5. An arrangement as claimed in claim 3, wherein the means for measuring said velocity ( 12 ) is operatively coupled to motor means ( 4 ) which is operatively connected to said rotary member ( 3 ) to thereby enable the velocity of the fed yarn ( 11 ) to be modified on the basis of the ascertained tension.

6. An arrangement as claimed in claim 5, wherein the motor means is an electric motor ( 4 ) mounted to the device casing ( 2 ), said motor means being operatively connected to said means for sensing said revolution per minute of said rotary member ( 3 ).

7. An arrangement as claimed in claim 6, wherein the means for sensing said revolution per minute of said rotary member ( 3 ) is at least one Hall sensor.

8. An arrangement as claimed in claim 5, wherein the motor means is a textile machine motor, to which the rotary member ( 3 ) is connected via a mechanical transmission member.

9. An arrangement as claimed in claim 5, wherein the motor means ( 4 ) is operatively connected to a control means ( 20 ).

10. An arrangement as claimed in claim 9, wherein the control means ( 20 ) is a microprocessor unit.

11. An arrangement as claimed in claim 10, wherein the control means ( 20 ) is separate from the device casing ( 2 ) and is operatively connected to the ascertaining means ( 18 ) and means for measuring said velocity either directly or via a serial communication line.

12. An arrangement as claimed in claim 10, wherein the control means ( 20 ) is inserted in the casing ( 2 ) of the device ( 1 ).

13. An arrangement as claimed in claim 11, wherein the control means ( 20 ) and the textile machine control member ( 30 ) are connected together either directly or via a serial communication line.

14. A device as claimed in claim 1, characterised in that an interface for the control and regulating means ( 20 ) is provided on the casing ( 2 ), said interface comprising a keypad ( 22 ) and a display.

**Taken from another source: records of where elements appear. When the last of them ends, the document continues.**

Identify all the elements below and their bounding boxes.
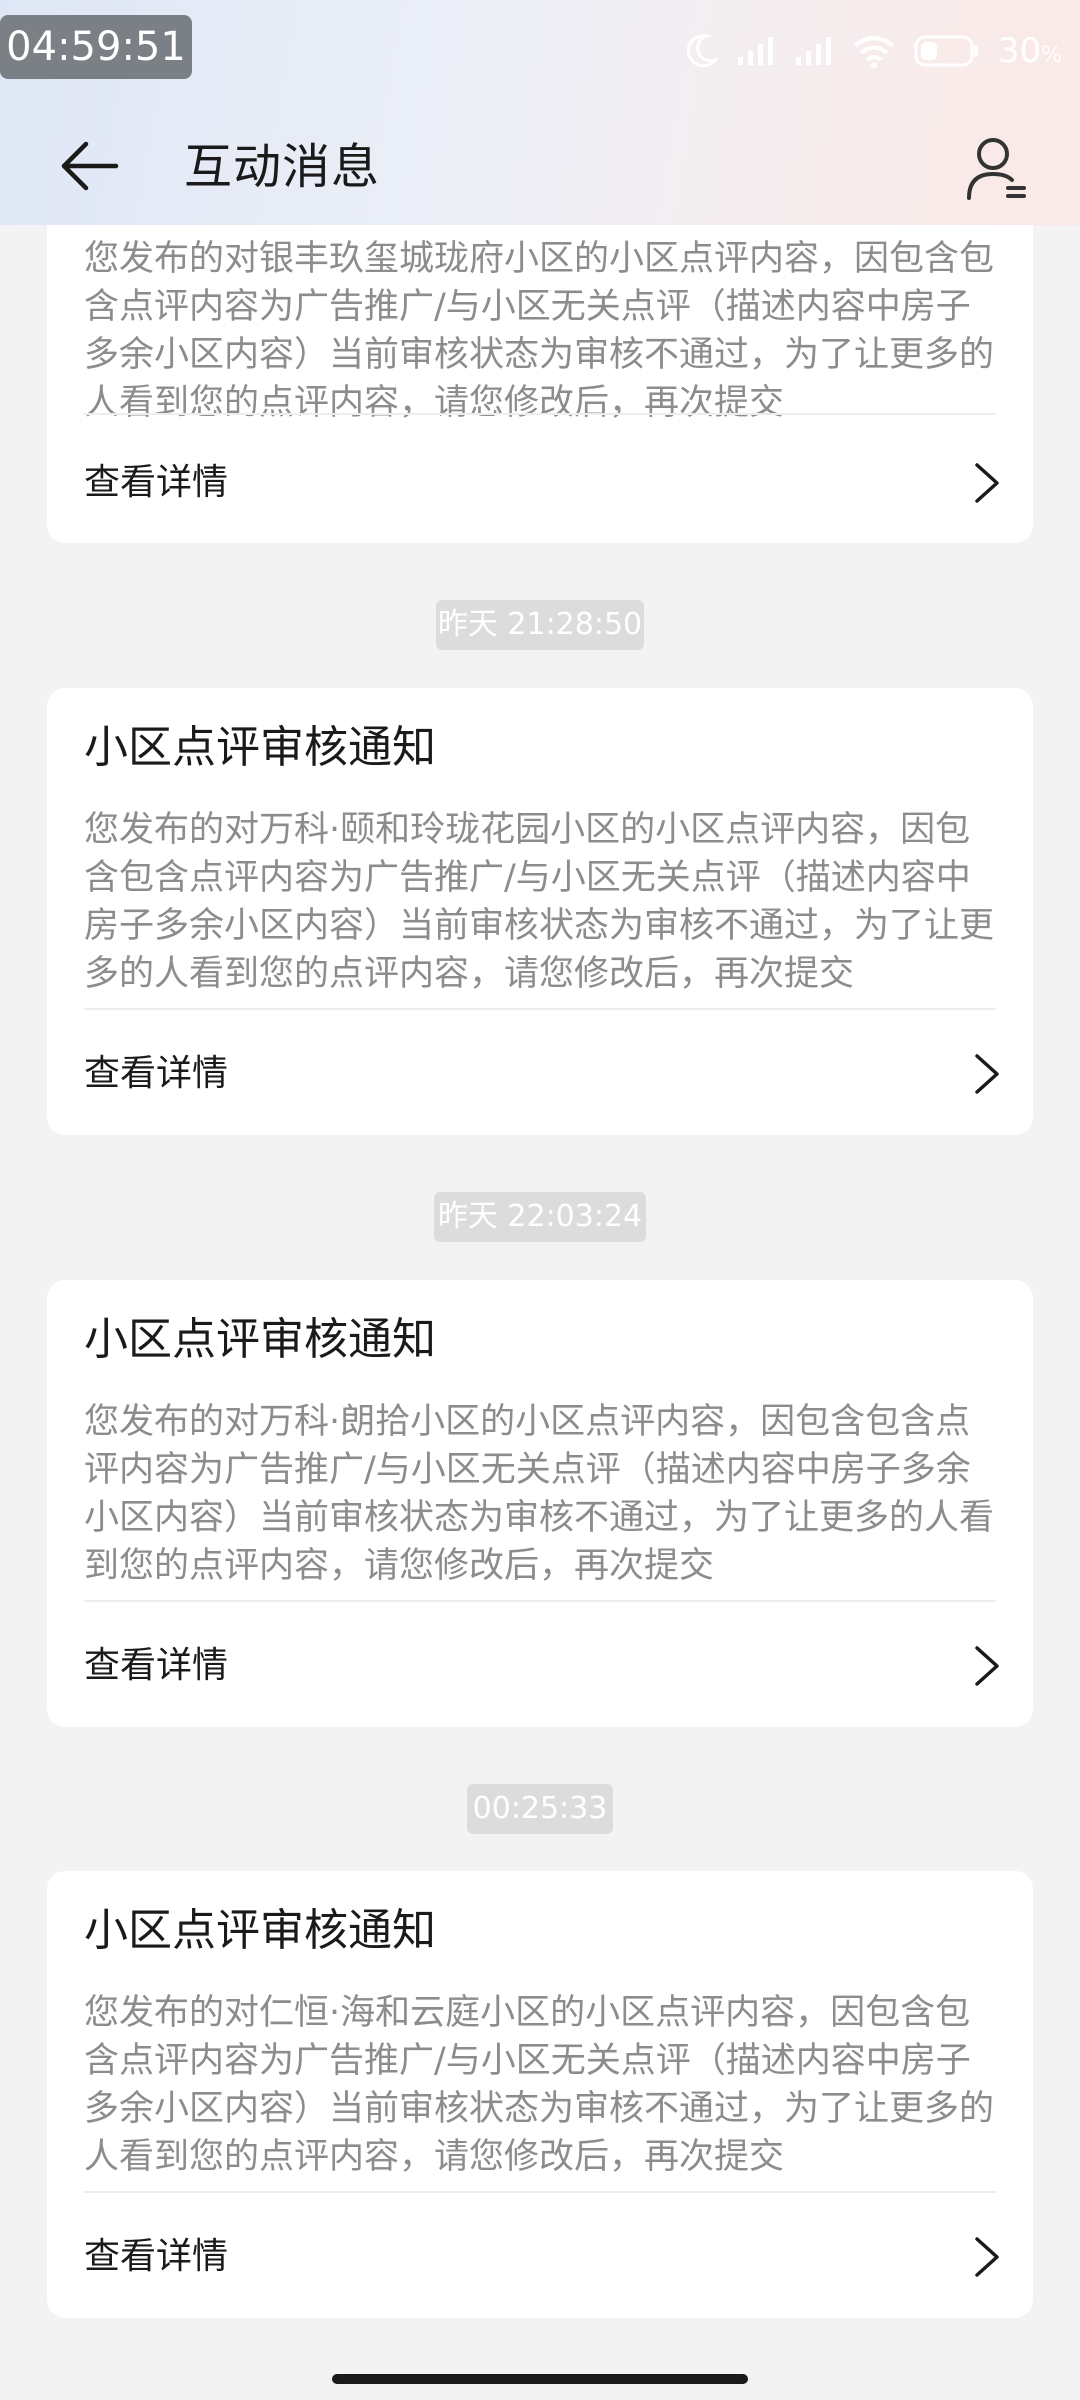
- page-title: 互动消息: [184, 139, 381, 195]
- message-card: 小区点评审核通知 您发布的对万科·颐和玲珑花园小区的小区点评内容，因包含包含点评…: [47, 688, 1033, 1135]
- signal-icon-2: [795, 37, 831, 65]
- divider: [84, 1008, 996, 1010]
- message-card: 小区点评审核通知 您发布的对万科·朗拾小区的小区点评内容，因包含包含点评内容为广…: [47, 1280, 1033, 1727]
- message-card: 小区点评审核通知 您发布的对仁恒·海和云庭小区的小区点评内容，因包含包含点评内容…: [47, 1871, 1033, 2318]
- back-button[interactable]: [58, 138, 122, 194]
- view-details-label: 查看详情: [84, 2236, 229, 2277]
- battery-level: 30%: [997, 31, 1062, 71]
- message-list[interactable]: 您发布的对银丰玖玺城珑府小区的小区点评内容，因包含包含点评内容为广告推广/与小区…: [0, 225, 1080, 2360]
- message-body: 您发布的对万科·颐和玲珑花园小区的小区点评内容，因包含包含点评内容为广告推广/与…: [84, 810, 995, 994]
- message-title: 小区点评审核通知: [84, 1314, 436, 1365]
- status-time: 04:59:51: [0, 15, 192, 79]
- chevron-right-icon: [975, 1054, 999, 1094]
- moon-icon: [686, 34, 718, 68]
- message-time: 昨天 22:03:24: [434, 1192, 646, 1242]
- chevron-right-icon: [975, 1646, 999, 1686]
- message-time: 00:25:33: [467, 1784, 613, 1834]
- view-details-label: 查看详情: [84, 1053, 229, 1094]
- wifi-icon: [853, 36, 895, 68]
- user-profile-icon: [967, 138, 1026, 200]
- chevron-right-icon: [975, 2237, 999, 2277]
- view-details-label: 查看详情: [84, 1645, 229, 1686]
- message-title: 小区点评审核通知: [84, 722, 436, 773]
- status-icons: 30%: [686, 26, 1062, 76]
- home-indicator[interactable]: [332, 2374, 748, 2384]
- view-details-label: 查看详情: [84, 462, 229, 503]
- message-body: 您发布的对万科·朗拾小区的小区点评内容，因包含包含点评内容为广告推广/与小区无关…: [84, 1402, 995, 1586]
- message-card: 您发布的对银丰玖玺城珑府小区的小区点评内容，因包含包含点评内容为广告推广/与小区…: [47, 225, 1033, 543]
- divider: [84, 413, 996, 415]
- chevron-right-icon: [975, 463, 999, 503]
- message-title: 小区点评审核通知: [84, 1905, 436, 1956]
- divider: [84, 1600, 996, 1602]
- signal-icon: [737, 37, 773, 65]
- message-time: 昨天 21:28:50: [436, 600, 644, 650]
- profile-button[interactable]: [966, 136, 1028, 202]
- message-body: 您发布的对银丰玖玺城珑府小区的小区点评内容，因包含包含点评内容为广告推广/与小区…: [84, 239, 995, 423]
- battery-icon: [914, 35, 978, 67]
- back-arrow-icon: [61, 141, 119, 191]
- divider: [84, 2191, 996, 2193]
- message-body: 您发布的对仁恒·海和云庭小区的小区点评内容，因包含包含点评内容为广告推广/与小区…: [84, 1993, 995, 2177]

15. A method for controlling a feed of a yarn ( 11 ) fed to a textile machine ( 10 ) and implemented by an arrangement comprising the textile machine ( 10 ) and a device for controlling said feeding of the yarn, said device for controlling said feeding having its own intrinsic tension and being fed at its own intrinsic velocity to said textile machine ( 10 ), the device comprising means ( 18 ) for ascertaining said intrinsic tension and means ( 3, 12 ) for measuring said velocity, said method comprising the steps of:

continuously measuring said tension of the yarn ( 11 ) fed to said machine ( 10 );

continuously measuring a feed velocity of the yarn ( 11 ) fed to said machine ( 10 );

comparing at least one of said tension and said feed velocity with at least one predetermined corresponding value;

evaluating any difference between the actual measured value and said predetermined value;

regulating said one of said tension and said feed velocity so as to be maintained constant;

then on the basis of said regulation of said one of said tension and said feed velocity, intervening on the part of the textile machine, on the basis of the at least one predetermined value of an other of said tension and said feed velocity, to thereby cause the machine ( 10 ) to modify the manner in which the yarn ( 11 ) is processed so as to modify the actual value of said other of said tension and said feed velocity in order to regulate it to a desired value;

calculating on the basis of said evaluation, a value of the nonmeasured one of said tension and feed velocity and regulating the value of said nonmeasured one of said tension and feed velocity to maintain it constant.

16. A method for controlling yarn feed as claimed in claim 15, wherein said controlling step comprises controlling one of a knitting machine and hosiery machine, wherein the intervention on the part of the textile machine is made on an actuator of a stitch forming member is controlled in such a manner as to make a stitch length constant.

17. A device as claimed in claim 1, wherein said textile machine ( 10 ) is one of a knitting machine, a hosiery machine and a bobbin winder.

18. An arrangement as claimed in claim 1, wherein an interface for the control and regulating means ( 20 ) is provided on the casing ( 2 ), said interface comprising a keypad ( 22 ) and a display.

19. An arrangement as claimed in claim 1, wherein the ascertaining means ( 18 ) and measuring means ( 3, 12 ) are operatively connected to the casing ( 2 ) of the device ( 1 ).